If you want to take a big risk, try predicting the future of nuclear power. Nuclear power generates about 20 percent of the electricity in the country. Currently in the U.S., 100 nuclear reactors operate at 60 plants in 30 states.
There are reasons to think that should grow dramatically—nuclear reactors run reliably 24-7 and produce none of the greenhouse gases that are linked to climate change. There are also reasons to be surprised it’s allowed to produce as big a share of our electricity as it does—radioactivity and using nuclear fuel are complicated and dangerous, and the engineering and security needed to keep nuclear power safe and reliable can be expensive.

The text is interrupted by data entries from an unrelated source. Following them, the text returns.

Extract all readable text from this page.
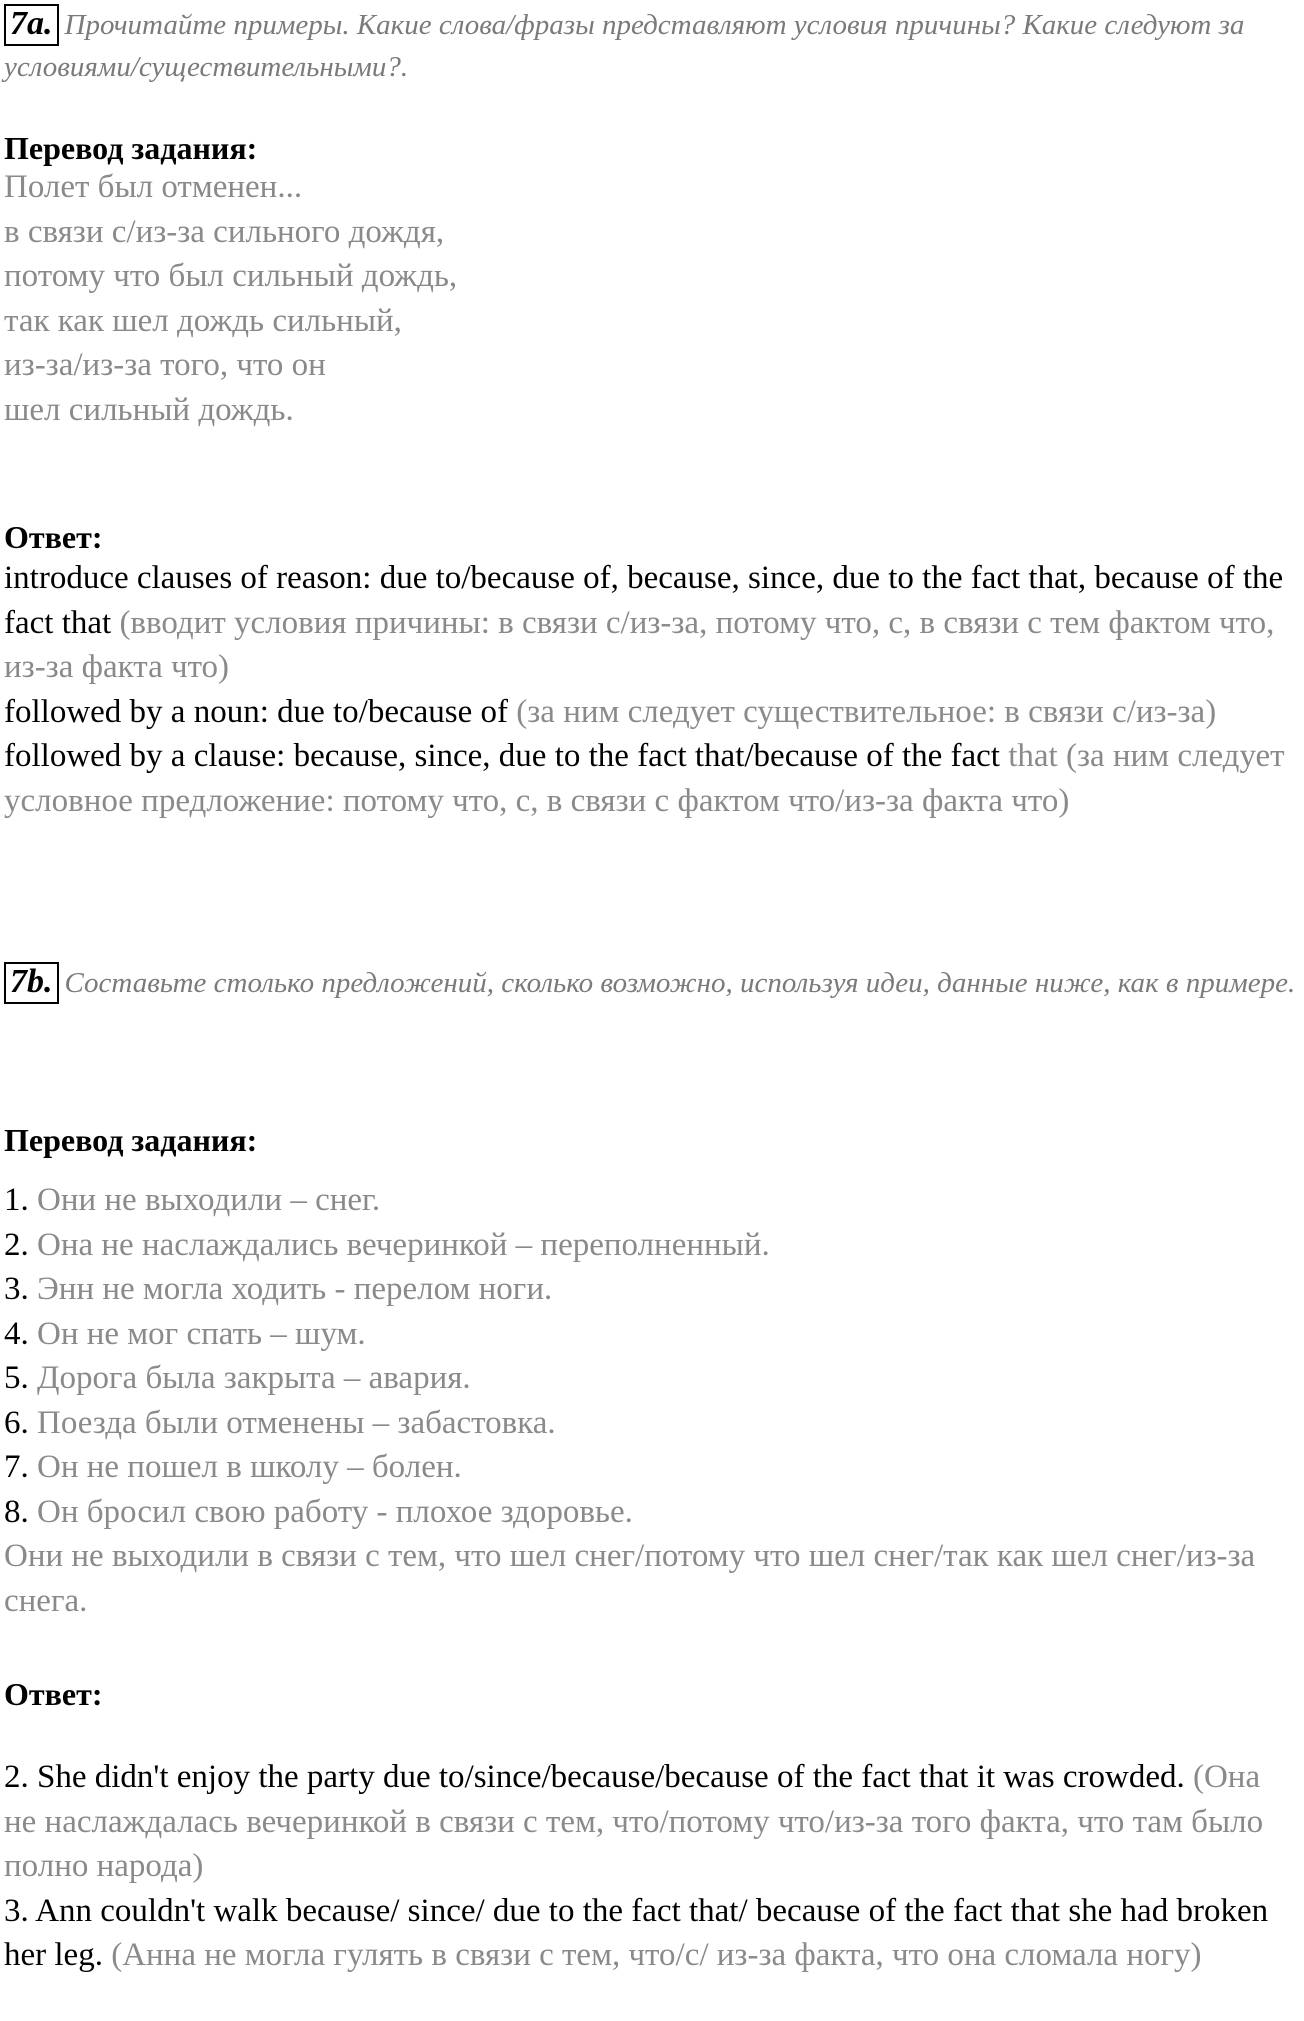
7a. Прочитайте примеры. Какие слова/фразы представляют условия причины? Какие следуют за условиями/существительными?.
Перевод задания:
Полет был отменен...
в связи с/из-за сильного дождя,
потому что был сильный дождь,
так как шел дождь сильный,
из-за/из-за того, что он
шел сильный дождь.
Ответ:
introduce clauses of reason: due to/because of, because, since, due to the fact that, because of the fact that (вводит условия причины: в связи с/из-за, потому что, с, в связи с тем фактом что, из-за факта что)
followed by a noun: due to/because of (за ним следует существительное: в связи с/из-за)
followed by a clause: because, since, due to the fact that/because of the fact that (за ним следует условное предложение: потому что, с, в связи с фактом что/из-за факта что)
7b. Составьте столько предложений, сколько возможно, используя идеи, данные ниже, как в примере.
Перевод задания:
1. Они не выходили – снег.
2. Она не наслаждались вечеринкой – переполненный.
3. Энн не могла ходить - перелом ноги.
4. Он не мог спать – шум.
5. Дорога была закрыта – авария.
6. Поезда были отменены – забастовка.
7. Он не пошел в школу – болен.
8. Он бросил свою работу - плохое здоровье.
Они не выходили в связи с тем, что шел снег/потому что шел снег/так как шел снег/из-за снега.
Ответ:
2. She didn't enjoy the party due to/since/because/because of the fact that it was crowded. (Она не наслаждалась вечеринкой в связи с тем, что/потому что/из-за того факта, что там было полно народа)
3. Ann couldn't walk because/ since/ due to the fact that/ because of the fact that she had broken her leg. (Анна не могла гулять в связи с тем, что/с/ из-за факта, что она сломала ногу)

The U.S. Department of Energy’s Energy Information Administration predicts nuclear power will be producing a slightly smaller share of electricity in the U.S. through the year 2040. In the rest of the world, nuclear capacity is expected to double.

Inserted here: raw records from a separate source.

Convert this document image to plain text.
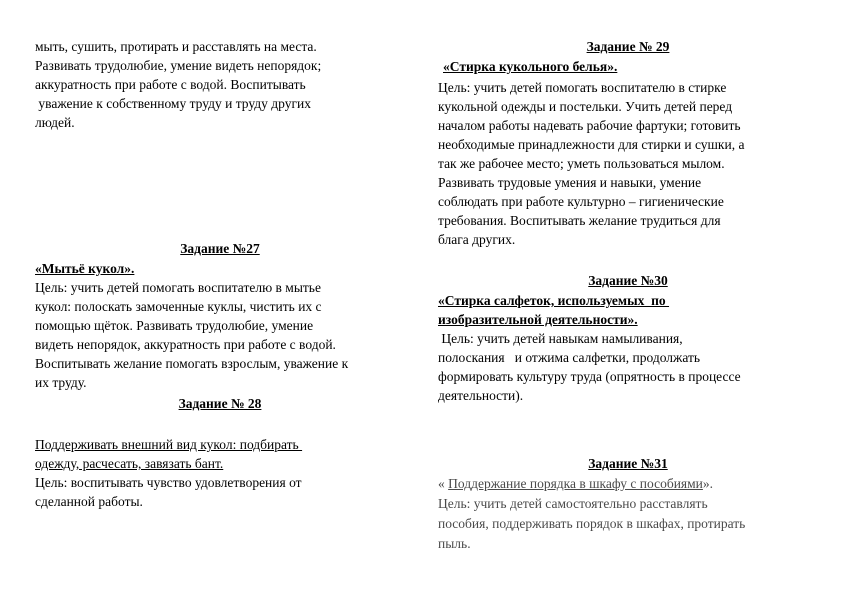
мыть, сушить, протирать и расставлять на места.
Развивать трудолюбие, умение видеть непорядок;
аккуратность при работе с водой. Воспитывать
уважение к собственному труду и труду других
людей.
Задание №27
«Мытьё кукол».
Цель: учить детей помогать воспитателю в мытье
кукол: полоскать замоченные куклы, чистить их с
помощью щёток. Развивать трудолюбие, умение
видеть непорядок, аккуратность при работе с водой.
Воспитывать желание помогать взрослым, уважение к
их труду.
Задание № 28
Поддерживать внешний вид кукол: подбирать
одежду, расчесать, завязать бант.
Цель: воспитывать чувство удовлетворения от
сделанной работы.
Задание № 29
«Стирка кукольного белья».
Цель: учить детей помогать воспитателю в стирке
кукольной одежды и постельки. Учить детей перед
началом работы надевать рабочие фартуки; готовить
необходимые принадлежности для стирки и сушки, а
так же рабочее место; уметь пользоваться мылом.
Развивать трудовые умения и навыки, умение
соблюдать при работе культурно – гигиенические
требования. Воспитывать желание трудиться для
блага других.
Задание №30
«Стирка салфеток, используемых  по
изобразительной деятельности».
Цель: учить детей навыкам намыливания,
полоскания   и отжима салфетки, продолжать
формировать культуру труда (опрятность в процессе
деятельности).
Задание №31
« Поддержание порядка в шкафу с пособиями».
Цель: учить детей самостоятельно расставлять
пособия, поддерживать порядок в шкафах, протирать
пыль.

On the other hand, a major financial analysis firm says that slight drop in U.S. nuclear power could change. Fitch Ratings said last year that federal climate change rules and support for new, more efficient technologies, “could slow the decline in nuclear power generation.”
Dale Bradshaw, an expert on electric generation and distribution who works with electric co-ops, sees reasons to expect an increase in nuclear power. Bradshaw, CEO of Electrivation LLC and a consultant to the National Rural Electric Cooperative Association, says a main block to the growth of nuclear power is the current relatively low costs of natural gas, wind and solar. He notes that natural gas prices have started to rise and that renewable energy subsidies are set to expire in a few years. He also says research into advanced nuclear reactors will lead to large improvements in safety and efficiency.
One sign of that innovation came this year when the Tennessee Valley Authority (TVA) applied to the Nuclear Regulatory Commission for permission to explore “small modular reactor units” that would be easier and less expensive to build and operate.
In June 2016, TVA connected a new nuclear unit to the power grid, making it the first new reactor to come online since 1996, and four additional new units are coming online over the next five years.
The future of nuclear energy will depend on a variety of factors. But today, nuclear energy remains reliable and affordable and an important component of our nation’s fuel mix.